Il primo film da regista
di Antonio Manzini ha per protagonisti personaggi che sembrano usciti dai
romanzi di Niccolò Ammaniti. E ciò non stupisce affatto, considerando le
frequenti collaborazioni tra i due scrittori romani, a partire da quella alla
sceneggiatura de Il siero della vanità,
fino ai due racconti scritti a quattro mani, Giochiamo? e Sei il mio
tesoro, convogliati nell’antologia Il
momento è delicato. Nessuna sorpresa, quindi,
coglie il fedele lettore di Ammaniti dinnanzi a freaks disperati che affondano
le mani nelle zozzerie delle periferie romane, di fronte a costruzioni circensi
gestite da un improbabile deus ex machina o, ancora, nei confronti delle dorate
lande pugliesi, terreno in cui Cristian e Palletta vanno alla ricerca di un
giaguaro tenuto come animale domestico da una mostruosa famiglia mafiosa. I due
amici passano da una Roma da bar, fredda e distante, all’improvvisa accensione
cromatica di una Puglia rappresentata essa stessa come un grosso fenomeno da
baraccone, contenitore più di animali che di veri esseri umani.
La struttura narrativa è
articolata in diversi capitoli, a seconda dei vari giorni della settimana e
rispetta i tradizionali livelli organizzativi. Dopo un esordio ambientato nella
vita quotidiana di Cristian, giovane sfaccendato che spera nella botta di culo,
il primo plot-point è collocato dopo
circa venti minuti e consiste nell’attraversamento di una soglia che condurrà
in un “altro mondo”. La coppia Pietro Sermonti-Libero De Rienzo funziona
perfettamente così come la parte più “fisica” del racconto. Ciò che manca è
l’assenza di vero mordente, poche volte si spinge sull’acceleratore (in
corrispondenza, infatti, delle sequenze più riuscite del lungometraggio) e
l’atmosfera di amarezza che si vorrebbe costruire funziona solo parzialmente.

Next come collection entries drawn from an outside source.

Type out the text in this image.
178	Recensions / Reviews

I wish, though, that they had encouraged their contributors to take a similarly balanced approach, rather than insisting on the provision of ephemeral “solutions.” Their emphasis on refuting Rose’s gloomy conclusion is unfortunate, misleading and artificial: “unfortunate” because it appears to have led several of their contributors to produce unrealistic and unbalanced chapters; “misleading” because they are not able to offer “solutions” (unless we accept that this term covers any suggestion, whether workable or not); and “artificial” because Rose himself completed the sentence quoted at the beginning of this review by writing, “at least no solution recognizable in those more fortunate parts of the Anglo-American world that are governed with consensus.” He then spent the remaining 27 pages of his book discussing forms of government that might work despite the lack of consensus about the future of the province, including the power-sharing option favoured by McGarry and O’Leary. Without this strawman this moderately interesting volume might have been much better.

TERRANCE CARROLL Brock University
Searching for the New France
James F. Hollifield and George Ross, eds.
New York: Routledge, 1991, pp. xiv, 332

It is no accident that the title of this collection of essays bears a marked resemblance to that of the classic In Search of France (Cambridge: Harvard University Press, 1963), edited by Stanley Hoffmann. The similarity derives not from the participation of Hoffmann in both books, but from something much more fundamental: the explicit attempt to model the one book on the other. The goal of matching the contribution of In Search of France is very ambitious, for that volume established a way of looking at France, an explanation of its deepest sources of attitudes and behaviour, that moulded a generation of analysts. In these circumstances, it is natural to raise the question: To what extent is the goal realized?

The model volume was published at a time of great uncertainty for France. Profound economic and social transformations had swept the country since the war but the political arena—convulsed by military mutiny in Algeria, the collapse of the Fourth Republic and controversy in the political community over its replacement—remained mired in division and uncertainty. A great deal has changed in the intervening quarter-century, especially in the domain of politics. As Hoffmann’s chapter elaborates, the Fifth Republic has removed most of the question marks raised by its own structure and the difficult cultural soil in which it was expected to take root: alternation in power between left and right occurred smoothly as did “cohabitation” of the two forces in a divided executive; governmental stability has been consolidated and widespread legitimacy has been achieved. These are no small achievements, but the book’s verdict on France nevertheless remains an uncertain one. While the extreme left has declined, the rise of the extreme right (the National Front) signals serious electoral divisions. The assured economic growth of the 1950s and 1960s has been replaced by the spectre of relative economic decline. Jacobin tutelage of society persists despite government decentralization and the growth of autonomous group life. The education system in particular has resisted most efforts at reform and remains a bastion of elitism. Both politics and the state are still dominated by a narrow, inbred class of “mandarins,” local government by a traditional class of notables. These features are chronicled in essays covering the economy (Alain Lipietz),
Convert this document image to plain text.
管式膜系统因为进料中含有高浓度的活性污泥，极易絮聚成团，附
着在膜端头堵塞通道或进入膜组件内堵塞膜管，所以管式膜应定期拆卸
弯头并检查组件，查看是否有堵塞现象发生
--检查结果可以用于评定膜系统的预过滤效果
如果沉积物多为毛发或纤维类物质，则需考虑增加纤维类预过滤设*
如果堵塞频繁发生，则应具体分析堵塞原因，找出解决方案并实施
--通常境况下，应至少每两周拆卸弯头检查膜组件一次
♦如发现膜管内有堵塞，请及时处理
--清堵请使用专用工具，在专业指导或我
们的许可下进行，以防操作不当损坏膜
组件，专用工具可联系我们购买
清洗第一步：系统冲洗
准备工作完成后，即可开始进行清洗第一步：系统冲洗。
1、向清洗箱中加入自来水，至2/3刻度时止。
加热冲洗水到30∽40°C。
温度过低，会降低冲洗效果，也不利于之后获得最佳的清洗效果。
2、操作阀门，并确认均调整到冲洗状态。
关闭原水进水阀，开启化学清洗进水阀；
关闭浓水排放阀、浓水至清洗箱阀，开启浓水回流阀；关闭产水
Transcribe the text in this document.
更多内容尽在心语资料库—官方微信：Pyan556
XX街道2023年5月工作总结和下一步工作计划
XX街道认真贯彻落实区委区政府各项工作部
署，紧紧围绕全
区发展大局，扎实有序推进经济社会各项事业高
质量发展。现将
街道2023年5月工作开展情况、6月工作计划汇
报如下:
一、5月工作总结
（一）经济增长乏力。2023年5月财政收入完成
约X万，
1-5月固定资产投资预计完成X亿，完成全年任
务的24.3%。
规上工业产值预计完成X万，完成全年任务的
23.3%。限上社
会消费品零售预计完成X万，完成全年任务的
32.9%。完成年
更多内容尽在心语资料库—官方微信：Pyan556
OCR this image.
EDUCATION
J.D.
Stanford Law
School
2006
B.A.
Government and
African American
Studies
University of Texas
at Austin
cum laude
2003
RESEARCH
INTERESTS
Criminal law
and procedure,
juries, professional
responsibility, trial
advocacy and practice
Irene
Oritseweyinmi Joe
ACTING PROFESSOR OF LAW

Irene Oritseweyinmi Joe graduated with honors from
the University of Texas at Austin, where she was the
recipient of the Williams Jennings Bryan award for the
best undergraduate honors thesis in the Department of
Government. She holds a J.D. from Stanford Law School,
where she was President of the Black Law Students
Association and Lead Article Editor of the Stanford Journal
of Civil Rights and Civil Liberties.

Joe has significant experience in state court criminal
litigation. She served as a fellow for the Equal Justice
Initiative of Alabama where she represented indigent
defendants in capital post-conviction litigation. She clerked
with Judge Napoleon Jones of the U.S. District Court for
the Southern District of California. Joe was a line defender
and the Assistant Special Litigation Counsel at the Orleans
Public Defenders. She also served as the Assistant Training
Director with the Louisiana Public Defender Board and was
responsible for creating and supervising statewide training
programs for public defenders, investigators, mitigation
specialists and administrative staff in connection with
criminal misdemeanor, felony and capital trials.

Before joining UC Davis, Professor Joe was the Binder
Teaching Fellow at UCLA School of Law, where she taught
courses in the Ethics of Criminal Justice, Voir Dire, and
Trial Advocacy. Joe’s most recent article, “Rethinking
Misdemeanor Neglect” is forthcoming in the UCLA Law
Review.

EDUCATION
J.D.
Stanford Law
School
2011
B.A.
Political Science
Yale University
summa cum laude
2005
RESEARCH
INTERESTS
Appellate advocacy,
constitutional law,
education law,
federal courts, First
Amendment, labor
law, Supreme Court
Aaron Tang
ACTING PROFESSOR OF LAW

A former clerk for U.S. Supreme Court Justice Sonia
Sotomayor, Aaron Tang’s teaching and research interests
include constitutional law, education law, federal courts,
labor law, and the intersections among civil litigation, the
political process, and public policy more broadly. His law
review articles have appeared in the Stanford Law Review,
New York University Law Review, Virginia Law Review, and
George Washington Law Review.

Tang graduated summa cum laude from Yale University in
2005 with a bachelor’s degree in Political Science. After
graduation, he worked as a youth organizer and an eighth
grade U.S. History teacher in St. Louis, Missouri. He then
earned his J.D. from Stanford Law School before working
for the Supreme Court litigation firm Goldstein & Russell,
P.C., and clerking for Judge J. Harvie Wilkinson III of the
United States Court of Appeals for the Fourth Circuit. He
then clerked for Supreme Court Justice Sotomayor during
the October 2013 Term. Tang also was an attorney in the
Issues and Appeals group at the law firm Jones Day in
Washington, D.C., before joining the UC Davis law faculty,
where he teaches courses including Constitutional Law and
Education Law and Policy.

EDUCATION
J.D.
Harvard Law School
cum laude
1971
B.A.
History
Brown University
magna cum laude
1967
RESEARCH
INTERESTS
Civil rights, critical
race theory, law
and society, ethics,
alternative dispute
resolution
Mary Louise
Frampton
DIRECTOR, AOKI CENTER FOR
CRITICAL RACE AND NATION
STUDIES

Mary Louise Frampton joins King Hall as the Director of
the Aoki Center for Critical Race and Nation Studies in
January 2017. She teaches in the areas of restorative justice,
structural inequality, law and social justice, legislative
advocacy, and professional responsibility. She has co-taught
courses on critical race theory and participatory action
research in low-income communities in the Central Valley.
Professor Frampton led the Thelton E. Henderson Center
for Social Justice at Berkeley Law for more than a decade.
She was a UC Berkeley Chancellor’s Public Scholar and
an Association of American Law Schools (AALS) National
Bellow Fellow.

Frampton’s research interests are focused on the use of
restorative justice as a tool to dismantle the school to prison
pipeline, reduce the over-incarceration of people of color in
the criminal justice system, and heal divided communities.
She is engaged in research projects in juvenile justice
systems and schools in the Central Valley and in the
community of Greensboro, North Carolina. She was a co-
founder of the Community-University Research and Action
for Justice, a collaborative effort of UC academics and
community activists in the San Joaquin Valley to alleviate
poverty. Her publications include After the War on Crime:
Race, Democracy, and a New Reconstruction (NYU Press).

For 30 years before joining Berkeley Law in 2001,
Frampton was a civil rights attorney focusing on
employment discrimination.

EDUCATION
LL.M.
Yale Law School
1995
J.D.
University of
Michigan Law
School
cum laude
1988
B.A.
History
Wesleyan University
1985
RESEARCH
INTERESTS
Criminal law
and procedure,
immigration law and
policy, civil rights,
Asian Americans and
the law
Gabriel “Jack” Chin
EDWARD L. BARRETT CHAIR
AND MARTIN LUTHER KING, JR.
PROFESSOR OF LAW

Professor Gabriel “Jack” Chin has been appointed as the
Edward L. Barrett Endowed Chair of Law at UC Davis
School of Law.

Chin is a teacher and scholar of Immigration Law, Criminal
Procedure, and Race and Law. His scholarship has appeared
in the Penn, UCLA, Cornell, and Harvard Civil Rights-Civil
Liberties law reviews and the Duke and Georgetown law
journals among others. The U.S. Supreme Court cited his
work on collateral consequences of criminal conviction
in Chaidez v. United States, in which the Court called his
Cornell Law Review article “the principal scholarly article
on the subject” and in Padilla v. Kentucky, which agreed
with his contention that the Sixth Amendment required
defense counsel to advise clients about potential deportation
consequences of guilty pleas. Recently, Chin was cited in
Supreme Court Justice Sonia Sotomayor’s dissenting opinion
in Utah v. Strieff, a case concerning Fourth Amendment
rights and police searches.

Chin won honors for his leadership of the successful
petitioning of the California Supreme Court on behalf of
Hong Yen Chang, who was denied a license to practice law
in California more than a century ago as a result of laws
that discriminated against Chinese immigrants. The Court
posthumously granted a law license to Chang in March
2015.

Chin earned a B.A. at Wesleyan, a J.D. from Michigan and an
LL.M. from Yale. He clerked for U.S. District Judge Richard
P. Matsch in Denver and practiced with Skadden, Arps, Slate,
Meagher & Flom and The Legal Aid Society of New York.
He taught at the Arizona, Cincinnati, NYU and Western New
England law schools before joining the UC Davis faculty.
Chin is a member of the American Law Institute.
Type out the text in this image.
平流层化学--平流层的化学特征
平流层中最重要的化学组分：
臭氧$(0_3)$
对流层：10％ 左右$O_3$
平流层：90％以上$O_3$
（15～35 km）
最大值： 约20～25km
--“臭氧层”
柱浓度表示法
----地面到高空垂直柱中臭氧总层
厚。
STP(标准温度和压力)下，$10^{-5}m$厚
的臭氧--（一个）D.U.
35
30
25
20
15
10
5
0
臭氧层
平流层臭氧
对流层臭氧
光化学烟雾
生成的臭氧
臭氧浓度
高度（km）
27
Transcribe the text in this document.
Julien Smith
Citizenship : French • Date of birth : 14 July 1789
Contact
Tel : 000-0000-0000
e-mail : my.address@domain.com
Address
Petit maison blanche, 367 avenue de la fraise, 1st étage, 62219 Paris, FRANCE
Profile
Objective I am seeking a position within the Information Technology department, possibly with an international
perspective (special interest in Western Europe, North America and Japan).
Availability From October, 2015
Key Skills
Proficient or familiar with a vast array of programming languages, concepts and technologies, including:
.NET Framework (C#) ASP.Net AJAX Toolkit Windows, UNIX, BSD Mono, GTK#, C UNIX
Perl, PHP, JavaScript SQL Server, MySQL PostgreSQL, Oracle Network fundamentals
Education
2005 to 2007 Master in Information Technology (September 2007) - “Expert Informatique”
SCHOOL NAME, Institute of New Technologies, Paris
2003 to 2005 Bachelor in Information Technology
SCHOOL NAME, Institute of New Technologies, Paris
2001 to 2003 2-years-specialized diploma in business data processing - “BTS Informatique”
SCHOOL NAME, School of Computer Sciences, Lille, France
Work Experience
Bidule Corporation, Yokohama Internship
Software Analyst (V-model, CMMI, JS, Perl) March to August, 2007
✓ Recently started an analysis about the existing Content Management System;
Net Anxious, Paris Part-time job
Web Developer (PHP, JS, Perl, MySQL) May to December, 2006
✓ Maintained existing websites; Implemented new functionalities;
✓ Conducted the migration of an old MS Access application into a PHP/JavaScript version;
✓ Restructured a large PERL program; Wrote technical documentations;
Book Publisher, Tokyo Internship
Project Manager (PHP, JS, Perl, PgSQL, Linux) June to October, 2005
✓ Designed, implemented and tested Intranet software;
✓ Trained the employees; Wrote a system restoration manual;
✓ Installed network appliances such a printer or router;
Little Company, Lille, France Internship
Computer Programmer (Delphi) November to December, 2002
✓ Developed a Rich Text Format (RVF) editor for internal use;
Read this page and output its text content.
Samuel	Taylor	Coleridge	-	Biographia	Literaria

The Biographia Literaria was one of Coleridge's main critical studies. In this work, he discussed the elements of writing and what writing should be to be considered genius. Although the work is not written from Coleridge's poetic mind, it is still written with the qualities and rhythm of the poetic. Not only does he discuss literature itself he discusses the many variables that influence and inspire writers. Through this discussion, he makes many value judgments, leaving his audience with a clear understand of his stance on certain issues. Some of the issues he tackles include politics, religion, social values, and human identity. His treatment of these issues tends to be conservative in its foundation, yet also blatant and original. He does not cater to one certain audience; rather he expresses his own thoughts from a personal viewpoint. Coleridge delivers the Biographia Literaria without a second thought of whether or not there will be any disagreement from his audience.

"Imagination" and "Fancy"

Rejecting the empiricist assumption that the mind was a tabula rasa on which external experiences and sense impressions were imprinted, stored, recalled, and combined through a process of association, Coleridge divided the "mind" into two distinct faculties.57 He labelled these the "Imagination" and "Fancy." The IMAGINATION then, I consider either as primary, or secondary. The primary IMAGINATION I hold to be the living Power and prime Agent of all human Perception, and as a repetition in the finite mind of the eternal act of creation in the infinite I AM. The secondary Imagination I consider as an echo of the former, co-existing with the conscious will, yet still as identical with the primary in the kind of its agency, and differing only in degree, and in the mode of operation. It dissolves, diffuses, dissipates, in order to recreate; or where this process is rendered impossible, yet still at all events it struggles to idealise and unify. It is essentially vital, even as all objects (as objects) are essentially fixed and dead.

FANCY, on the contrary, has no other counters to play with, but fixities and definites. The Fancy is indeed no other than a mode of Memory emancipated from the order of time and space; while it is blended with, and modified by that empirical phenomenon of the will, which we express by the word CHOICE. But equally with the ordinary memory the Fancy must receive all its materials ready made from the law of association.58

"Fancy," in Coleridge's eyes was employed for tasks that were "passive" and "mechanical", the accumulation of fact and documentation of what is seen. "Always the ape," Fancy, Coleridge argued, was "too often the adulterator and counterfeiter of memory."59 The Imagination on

Dispiace perché si tratta comunque di una rispettabile commedia indipendente
che riesce a percorrere strade alternative rispetto a quelle tradizionali del
cinema italiano ma che, puntualmente, si tira indietro. Sorgono anche seri
dubbi sugli obiettivi dell’operazione produttiva. A che pubblico è rivolto il
film? Più che essere stato girato per una platea quanto più ampia possibile o,
viceversa, per un preciso e determinato zoccolo duro, Manzini sembra aver
realizzato un film unicamente per sé stesso e per i suoi amici intellettuali
romani. E, in conferenza stampa, le dichiarazioni di De Rienzo sul suo odio nei
confronti della promozione nel mondo del cinema sembrano confermare le idee di
chi vi scrive: becero quanto immotivato odio nei confronti del mercato e
operazione artistica fine a sé stessa si equivalgono e non fanno assolutamente
bene alla salute del cinema italiano.